We commend Hara et al. for undertaking a complex and industry-independent randomized controlled trial (RCT) of spinal cord stimulation (SCS) for persistent spinal pain following lumbar surgery [1]. We also wish to celebrate the recent publication by Dhurva et al. comparing SCS to conventional medical management [2]. However, we feel obligated to remark on methodological concerns and conclusions drawn from these publications to provide appropriate context and interpretation for providers, patients, and payers.
Hara et al. used a blinded design to compare sham stimulation to paresthesia-free stimulation described by the authors as “burst” stimulation. This “burst” stimulation was dissimilar to established SCS therapies and its efficacy has not been demonstrated [[3], [4], [5]]. Sham control is useful to assess the efficacy of this particular SCS setting, but inference cannot be made regarding any other stimulation parameter without additional research.
Another concern is that the SCS intervention in this study exclusively used one type of paresthesia-free stimulation, preventing optimization of the therapy based on individual responses to the full complement of available SCS settings, as per standard of care [6,7]. This element of study design led to patient selection that does not reflect SCS in practice. The findings therefore do not generalize to SCS standard of care, despite the authors’ assertion of such.
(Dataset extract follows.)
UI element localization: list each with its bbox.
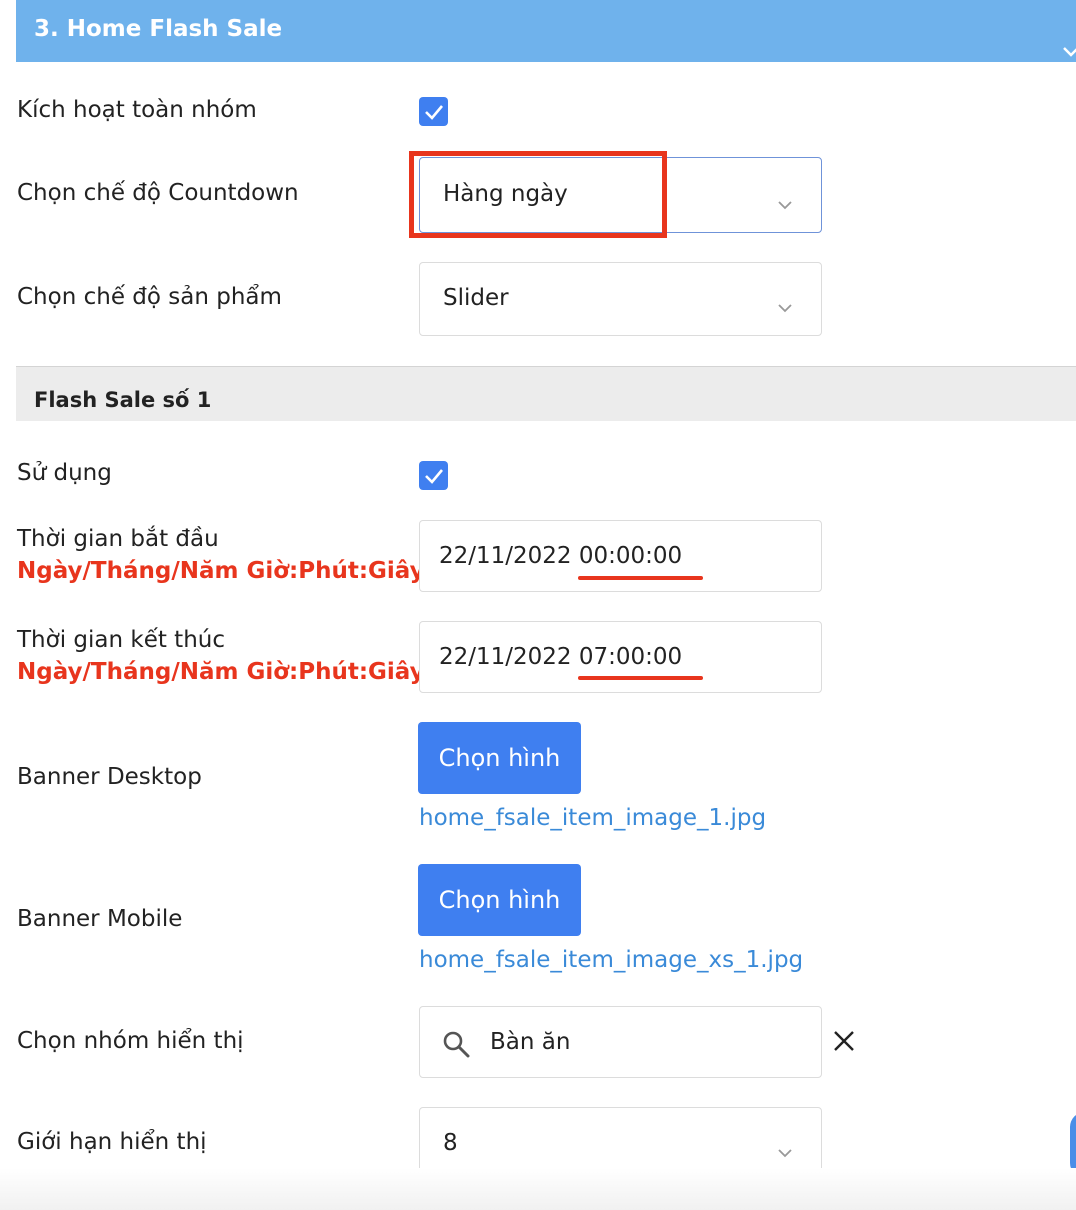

In contrast, De Andres et al. published the results of a prospective, blinded, and non-industry financed RCT on patients with Failed Back Surgery Syndrome demonstrated meaningful pain relief at conventional and high-frequency SCS settings [8]. The authors conclude that failed SCS at one setting or waveform does not translate to failed SCS with every waveform and encourage identifying the SCS setting(s) that lead to the best treatment outcomes for each patient [6,8].
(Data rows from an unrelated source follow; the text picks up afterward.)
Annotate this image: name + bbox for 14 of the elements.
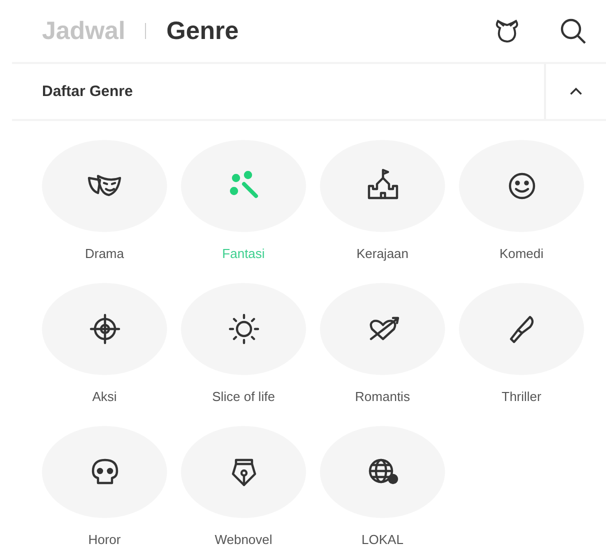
chevron-icon xyxy=(569,87,583,96)
genre-item[interactable]: Thriller xyxy=(459,283,584,404)
genre-item[interactable]: Romantis xyxy=(320,283,445,404)
genre-item[interactable]: Webnovel xyxy=(181,426,306,547)
genre-item[interactable]: Kerajaan xyxy=(320,140,445,261)
genre-item[interactable]: Drama xyxy=(42,140,167,261)
genre-item[interactable]: LOKAL xyxy=(320,426,445,547)
tab[interactable]: Genre xyxy=(166,16,239,46)
genre-item[interactable]: Horor xyxy=(42,426,167,547)
genre-item[interactable]: Aksi xyxy=(42,283,167,404)
section-title: Daftar Genre xyxy=(41,83,134,100)
search-icon[interactable] xyxy=(558,16,588,46)
genre-item[interactable]: Komedi xyxy=(459,140,584,261)
genre-item[interactable]: Slice of life xyxy=(181,283,306,404)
Another recent article on SCS from Dhruva et al. retrospectively assessed opioid usage, interventional procedure usage, and cost following SCS implantation compared to a control cohort among patients with chronic pain. Their results revealed no statistically significant difference in opioid utilization and further spinal interventions 2 years after SCS placement compared to the control cohort[2]. These findings are in line with those published by Vu et al., showing no substantial reduction in opioid use after SCS implantation [9]. However, these results are dissimilar to previous publications which demonstrate varying levels of opiate reduction associated with SCS [[10], [11], [12]].
Moreover, we are not convinced that the cohorts are similar since they received dissimilar treatments. The supplemental data published along with the Dhruva et al. article paint a more complete picture. In the first year, SCS patients had a higher opioid dose than the non-SCS cohort, but similar in the second, which may indicate a decrease in opioid dose. Further, non-SCS patients were more likely to undergo spine surgery in the first year compared to the SCS cohort, which was not pointed out by the authors but may represent a very clinically significant outcome difference between the groups.
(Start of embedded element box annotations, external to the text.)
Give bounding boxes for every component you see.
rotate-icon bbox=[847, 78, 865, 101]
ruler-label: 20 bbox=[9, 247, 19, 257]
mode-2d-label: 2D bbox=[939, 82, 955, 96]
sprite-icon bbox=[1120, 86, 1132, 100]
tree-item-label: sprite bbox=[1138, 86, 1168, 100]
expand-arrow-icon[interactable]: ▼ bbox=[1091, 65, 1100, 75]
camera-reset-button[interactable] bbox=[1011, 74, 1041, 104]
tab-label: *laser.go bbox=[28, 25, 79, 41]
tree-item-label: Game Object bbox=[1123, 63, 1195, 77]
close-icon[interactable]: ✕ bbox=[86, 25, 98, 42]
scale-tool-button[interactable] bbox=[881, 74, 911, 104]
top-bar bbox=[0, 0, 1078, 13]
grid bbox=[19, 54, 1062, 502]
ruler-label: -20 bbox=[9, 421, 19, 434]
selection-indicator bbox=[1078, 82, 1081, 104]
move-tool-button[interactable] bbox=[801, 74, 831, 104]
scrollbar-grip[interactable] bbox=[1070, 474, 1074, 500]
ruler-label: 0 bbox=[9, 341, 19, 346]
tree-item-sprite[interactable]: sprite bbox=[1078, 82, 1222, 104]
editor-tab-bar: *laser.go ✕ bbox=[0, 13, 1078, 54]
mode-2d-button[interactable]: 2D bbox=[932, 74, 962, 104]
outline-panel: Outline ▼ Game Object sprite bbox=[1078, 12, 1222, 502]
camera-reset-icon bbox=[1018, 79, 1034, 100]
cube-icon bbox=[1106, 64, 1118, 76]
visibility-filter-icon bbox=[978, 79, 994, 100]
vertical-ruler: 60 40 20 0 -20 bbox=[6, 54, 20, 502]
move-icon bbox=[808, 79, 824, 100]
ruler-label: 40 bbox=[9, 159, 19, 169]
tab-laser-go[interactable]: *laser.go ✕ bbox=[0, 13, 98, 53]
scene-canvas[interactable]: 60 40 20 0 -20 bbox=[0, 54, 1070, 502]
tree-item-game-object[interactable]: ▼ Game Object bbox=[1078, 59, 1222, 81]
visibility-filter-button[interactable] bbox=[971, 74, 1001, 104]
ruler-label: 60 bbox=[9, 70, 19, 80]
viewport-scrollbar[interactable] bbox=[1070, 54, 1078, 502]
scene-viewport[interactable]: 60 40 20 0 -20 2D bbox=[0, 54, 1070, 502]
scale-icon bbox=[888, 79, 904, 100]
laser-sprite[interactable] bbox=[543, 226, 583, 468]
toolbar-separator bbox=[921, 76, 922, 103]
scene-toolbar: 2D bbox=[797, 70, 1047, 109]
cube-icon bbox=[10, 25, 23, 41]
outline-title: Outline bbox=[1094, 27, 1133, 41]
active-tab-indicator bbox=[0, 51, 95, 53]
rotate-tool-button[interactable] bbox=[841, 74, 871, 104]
Finally, we must note that the outcomes reported (opioid dose and use of spinal injections) are worthwhile data points that may be useful for health systems and public health considerations but are not surrogates for the treatment's effects on pain or function. Thus, conclusions regarding efficacy in terms of pain and function should not be drawn.
Our hope is that these publications and our commentary may be used to guide future industry-independent studies to best evaluate the potential of SCS. We applaud efforts to provide real-world data as well as RCTs that are not sponsored by industry but encourage our colleagues against broad generalizations in their conclusions.
Declaration of competing interest
The authors declare the following financial interests/personal relationships which may be considered as potential competing interests:Byron Schneider reports a relationship with Spine Intervention Society that includes: board membership and travel reimbursement. Zach McCormick reports a relationship with Spine Intervention Society that includes: board membership. Zach McCormick reports a relationship with Boston Scientific Corporation that includes: funding grants. Ad hoc editor for Interventional Pain Medicine - Byron Schneider Associate Editor, Biologics - Regenerative Medicine for Interventional Pain Medicine - Christine Hunt Associate Editor, Minimally Invasive Surgery for Interventional Pain Medicine - W. Evan Rivers.